Another wonderful experience was getting to know Gertrudes. Gertrudes and I had, and still have, a special connection. I even called her my adopted Grandma! She roomed with my mom and I, so I had plenty of time with her. She didn’t speak English, so I had the perfect opportunity to practice my Spanish with her! Occasionally, my mom would help us understand
each other, but mostly it was practice time for me. She’s also the Solar Oven cooking expert. She teaches her fellow Dominicans how to properly measure and cook delicious Dominican food in the solar oven. It was so fun watching her teach other Dominicans the proper way to cook in a solar oven. Once the seminar participants would get the hang of it, they would get giddy with excitement and start showing their friends and so on. Before you knew it, they were all teaching each other with excitement! How precious! Growing up with a Dominican father, I always had delicious Dominican food to eat! So, knowing the flavors and texture that good Dominican food has, I knew when I took a bite of Gertrudes’s Solar cooked food, that she really was an expert!

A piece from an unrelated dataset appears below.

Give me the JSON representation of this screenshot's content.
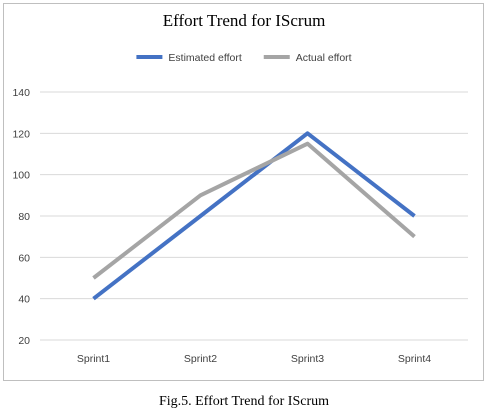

Going on this mission trip not only helped me grow as a person, but it gave me a better understanding of the gracious work my mom does as the director of Solar Oven Partners in the US. I witnessed and was a part of God’s mission by going on this trip. I saw Dominicans teaching Dominicans, US team members teaching and learning and I saw how these ovens truly help people. I think now, more than ever, it’s crucial that the people who need it most, have ovens. In the Dominican Republic right now, people are out of work and the country doesn’t
have resources to financially help its citizens. So those who already don’t have enough money to buy fuel or wood for cooking, should be utilizing their ovens during this time of quarantine, and I’m sure they are. My heart goes out to those who don’t have an oven and need one, like Junior.
Thank you for helping to provide me with an opportunity to go on this trip, just in the nick of time before being cooped up in the house until who knows when! I’ve had wonderful experiences that have taught me some life lessons and connected me with some wonderful people that I’m grateful to know.